PRA Holiday Traditions


Growing up, my family always had Christmas supper at my grandparents’ home on their homestead which was thirty kilometers past the last telephone pole in northern-western Saskatchewan. Counting aunts, uncles, cousins, and extended family there would often be upwards of fifty of us stuffing ourselves on turkey, mashed potatoes, and Saskatchewan-famous Jell-O salads. Then soon after we all ate a serving of my grandmother’s Christmas fruitcake smothered in her secret recipe rum sauce that made us all warm and giddy, the neighbors from the farms nearby would start to arrive by the carload. In a flash, the furniture would be carried out of my grandparents’ living room, a makeshift band set up in the corner and the dancing would start and go on until the wee hours of the morning, long after I had collapsed, exhausted, with the excitement of Christmas swirling in my head, asleep under the pile of thick winter jackets covering my grandparents’ bed.



When my sons were babies, we started a Santa picture tradition that they have reluctantly allowed me to continue (through bribery) to this day.  For reference, they are now eighteen and sixteen.

The question now is, how long will they let me continue this tradition?



I grew up in Ontario, so we always had a white Christmas growing up. Playing outside in the snow was a huge part of our holidays. The biggest part of our traditions, though, took place indoors (where it was warm). As you can tell from my photos, we take holiday dressing very seriously. In our finest velvets and poofs, we would always have a big family dinner for Christmas Eve. After listening to my Poppy snore all night or ‘Santa’s footsteps throughout the house, we would all wake up in matching (at least coordinated) Christmas pajamas to stockings full of coal (a joke my Dad continues to think is funny every single year). We always made sure Santa actually did come by checking to see the milk and cookies were gone. After opening the real gifts, we’d have a big breakfast and start cooking dinner! We would do the same thing all over on Boxing Day with my other set of grandparents. I come from a big family so each side would have 15-20 people. Then, after serious digestion time, we gather around the TV and watch the World Juniors play hockey.



As we’ve grown older, holiday traditions have changed quite a bit, but the Christmas Day celebrations remain the same in my family. Waking up to mimosas, breakfast, and gift exchanging is the common feat we do each year. Waiting around for everyone to actually get out of bed is something that never does change, though. Without a miss, I always take a Christmas photo with my dog Xylo, who is very special to me.  This year, we have two more Frenchie additions joining us! As dinnertime hits, the rest of the family joins the festivities. After dinner, when we were younger, my generation of cousins would have headed down to the basement to watch cartoons or play Rock Band. Now, as we’ve gotten older, we tend to break out the childhood photo albums and hide behind our glasses of wine at the embarrassing pictures.





In my family, holiday traditions are very important and last throughout the winter.

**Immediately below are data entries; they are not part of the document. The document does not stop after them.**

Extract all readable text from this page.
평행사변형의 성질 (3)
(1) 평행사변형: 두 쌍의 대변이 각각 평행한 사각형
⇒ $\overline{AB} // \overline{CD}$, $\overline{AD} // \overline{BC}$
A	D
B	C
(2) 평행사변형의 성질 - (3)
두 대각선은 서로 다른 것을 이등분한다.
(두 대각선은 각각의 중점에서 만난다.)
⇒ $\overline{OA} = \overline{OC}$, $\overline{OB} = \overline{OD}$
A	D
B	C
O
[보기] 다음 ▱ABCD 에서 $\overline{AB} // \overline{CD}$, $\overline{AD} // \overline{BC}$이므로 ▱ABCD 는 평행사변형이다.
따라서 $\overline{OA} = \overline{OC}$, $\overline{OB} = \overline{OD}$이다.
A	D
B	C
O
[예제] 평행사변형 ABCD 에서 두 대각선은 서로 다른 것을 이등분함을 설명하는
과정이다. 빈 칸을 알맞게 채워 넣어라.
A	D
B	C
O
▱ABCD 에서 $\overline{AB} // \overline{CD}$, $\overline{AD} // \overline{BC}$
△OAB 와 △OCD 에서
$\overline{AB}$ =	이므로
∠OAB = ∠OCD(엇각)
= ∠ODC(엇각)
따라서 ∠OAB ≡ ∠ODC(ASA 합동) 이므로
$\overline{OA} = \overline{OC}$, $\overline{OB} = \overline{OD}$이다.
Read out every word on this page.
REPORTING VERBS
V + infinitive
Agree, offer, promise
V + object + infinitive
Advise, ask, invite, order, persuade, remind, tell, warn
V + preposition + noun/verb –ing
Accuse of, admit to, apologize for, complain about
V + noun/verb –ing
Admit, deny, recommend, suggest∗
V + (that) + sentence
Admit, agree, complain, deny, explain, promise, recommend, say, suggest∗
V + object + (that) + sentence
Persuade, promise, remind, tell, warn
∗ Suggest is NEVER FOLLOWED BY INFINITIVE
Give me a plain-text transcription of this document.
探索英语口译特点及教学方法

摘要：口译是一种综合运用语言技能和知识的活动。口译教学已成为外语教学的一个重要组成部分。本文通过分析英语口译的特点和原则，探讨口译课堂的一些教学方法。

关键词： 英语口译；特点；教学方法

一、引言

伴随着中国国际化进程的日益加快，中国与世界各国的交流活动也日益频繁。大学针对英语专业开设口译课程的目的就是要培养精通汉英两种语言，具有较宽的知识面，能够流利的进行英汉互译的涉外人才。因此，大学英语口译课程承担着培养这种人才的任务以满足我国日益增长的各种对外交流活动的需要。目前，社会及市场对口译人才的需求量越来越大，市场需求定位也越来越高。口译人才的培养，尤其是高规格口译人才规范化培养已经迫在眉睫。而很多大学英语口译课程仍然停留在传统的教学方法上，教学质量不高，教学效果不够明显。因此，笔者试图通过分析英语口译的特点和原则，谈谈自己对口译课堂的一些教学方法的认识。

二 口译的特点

We keep Christmas decorations well into February to celebrate dad’s birthday on February 6th.



The holidays in the Lee Family household have always centered around traditions and begin with decorating the tree. Tree decorating is never consistent. Some years it’s days before the 25th whereas this year it was days after Remembrance Day. Each year as we pull out individual decorations to place on the tree, we take time to reminisce, sharing a special story about the decoration’s history – where it was bought, a family vacation, a gift from a friend or loved one, or a memory associated with it. The event is always accompanied by holiday music, eggnog, and appies and topped off with my daughter placing the angel atop the tree. No matter her age, her dad always picks her up onto his shoulders as I take a picture or capture a quick video. We’ve never missed one occasion in her 18 years of Christmases. For the first time, my brother’s family joined us this year and my niece (6) experienced her very first Canadian Christmas Tree decorating event having recently arrived to our country from Thailand.